The cool thing about being 16 hours behind where I normally am is that I get to listen to the Friday comedy podcast from the BBC actually on Friday, instead of scrunched into the weekend as I usually do.


S78


· status updates ·

I'm drinking a beer called Union Jack IPA, with the motto "Beer Before Glory". Apposite, considering the stupid Apache config problems I'm running into right now. No glory here.


Blue Bottle

Berkeley

· PHP · MediaWiki · coffee · Blue Bottle · Cafés · Berkeley · redirects · 404 · logging ·

I'm sitting in another Blue Bottle cafe, this time in Berkeley. These are nice places. Slightly stark, with the plywood-concrete-whiteplastic thing, but the acoustics seem fine and the tables are a good height at which to code. The coffee isn't as good as I had the other day; I'm still on the search for a decently over-roasted moka pot brew; this is as good as I've had though. I don't see why they can't serve a cup with a saucer though — I understand not having napkins, that's a good idea, but without either all I'm left with is a drippy coffee splash on the bench here.

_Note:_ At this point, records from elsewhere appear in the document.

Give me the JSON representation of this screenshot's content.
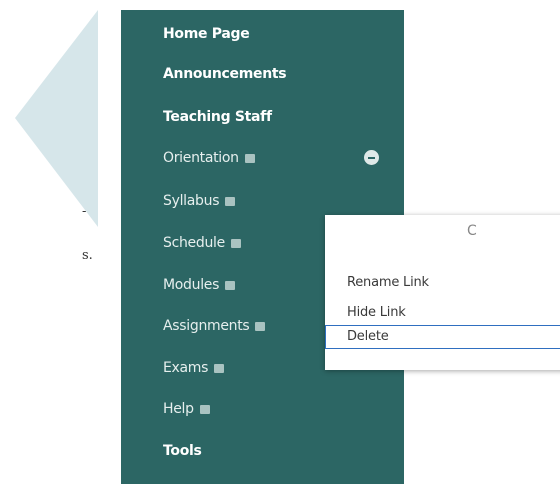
{
  "callout": {
    "color": "#d6e6ea",
    "fragment_line1": "-",
    "fragment_line2": "s."
  },
  "sidebar": {
    "background": "#2c6664",
    "items": [
      {
        "label": "Home Page",
        "hidden": false
      },
      {
        "label": "Announcements",
        "hidden": false
      },
      {
        "label": "Teaching Staff",
        "hidden": false
      },
      {
        "label": "Orientation",
        "hidden": true
      },
      {
        "label": "Syllabus",
        "hidden": true
      },
      {
        "label": "Schedule",
        "hidden": true
      },
      {
        "label": "Modules",
        "hidden": true
      },
      {
        "label": "Assignments",
        "hidden": true
      },
      {
        "label": "Exams",
        "hidden": true
      },
      {
        "label": "Help",
        "hidden": true
      },
      {
        "label": "Tools",
        "hidden": false
      }
    ]
  },
  "context_menu": {
    "close_glyph": "C",
    "items": [
      {
        "label": "Rename Link"
      },
      {
        "label": "Hide Link"
      },
      {
        "label": "Delete",
        "selected": true
      }
    ]
  }
}
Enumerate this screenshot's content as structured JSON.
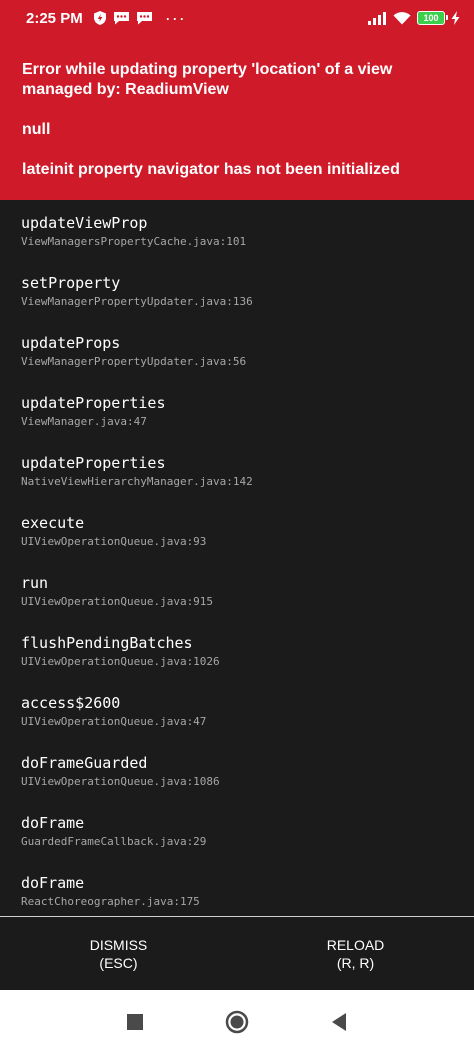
{
  "status_bar": {
    "time": "2:25 PM",
    "battery": "100",
    "icons": [
      "shield-icon",
      "chat-icon",
      "chat-icon",
      "more-icon",
      "signal-icon",
      "wifi-icon",
      "battery-icon",
      "charging-icon"
    ],
    "more": "···"
  },
  "error": {
    "title": "Error while updating property 'location' of a view managed by: ReadiumView",
    "line1": "null",
    "line2": "lateinit property navigator has not been initialized",
    "background": "#cf1a29"
  },
  "stack": [
    {
      "method": "updateViewProp",
      "file": "ViewManagersPropertyCache.java:101"
    },
    {
      "method": "setProperty",
      "file": "ViewManagerPropertyUpdater.java:136"
    },
    {
      "method": "updateProps",
      "file": "ViewManagerPropertyUpdater.java:56"
    },
    {
      "method": "updateProperties",
      "file": "ViewManager.java:47"
    },
    {
      "method": "updateProperties",
      "file": "NativeViewHierarchyManager.java:142"
    },
    {
      "method": "execute",
      "file": "UIViewOperationQueue.java:93"
    },
    {
      "method": "run",
      "file": "UIViewOperationQueue.java:915"
    },
    {
      "method": "flushPendingBatches",
      "file": "UIViewOperationQueue.java:1026"
    },
    {
      "method": "access$2600",
      "file": "UIViewOperationQueue.java:47"
    },
    {
      "method": "doFrameGuarded",
      "file": "UIViewOperationQueue.java:1086"
    },
    {
      "method": "doFrame",
      "file": "GuardedFrameCallback.java:29"
    },
    {
      "method": "doFrame",
      "file": "ReactChoreographer.java:175"
    }
  ],
  "actions": {
    "dismiss": {
      "label": "DISMISS",
      "shortcut": "(ESC)"
    },
    "reload": {
      "label": "RELOAD",
      "shortcut": "(R, R)"
    }
  },
  "navbar": {
    "icons": [
      "recents-square-icon",
      "home-circle-icon",
      "back-triangle-icon"
    ]
  }
}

I'm working on my silly little Log404 MediaWiki extension this morning, because I want to be able to retire my WordPress installation and do everything here in the wiki. So far, it's recording, reporting, redirecting, and deleting not-found pages, but I need it to handle redirects better and it seems there's some better way to work with query strings of the log entries. It should also be able to ignore 404s. I'm giving up for the time being on catching 'found' not-found pages such as example.org/?foo=123 which as things stand just redirects to the Main Page and is not considered a missing page. If one were migrating from a system that treated that as its own page, things wouldn't work. Perhaps it'll be enough to check for unknown query string parameters only for Main Page (because I don't suppose we should be doing it on load of every page in the wiki). That can all wait; at least so far it's going to be possible to catch e.g. example.org/2018/12/29/foo and quickly redirect it to Foo or wherever.

Does it need to store both the 404 page name and the whole query string, given that the latter always contains the title attribute? It might not be, but it might be easier to query this way... oh, and actually, given that the page title is the only thing we can redirect (i.e /Bar and /Bar?foo=123 can't be handled separately) it probably does make sense. Why then are we including the query string?

S79


· status updates ·

Hooray for the heater! Suddenly, things are looking better (I turned the heater on).


S80


· status updates ·

It should probably be called MissedPages instead.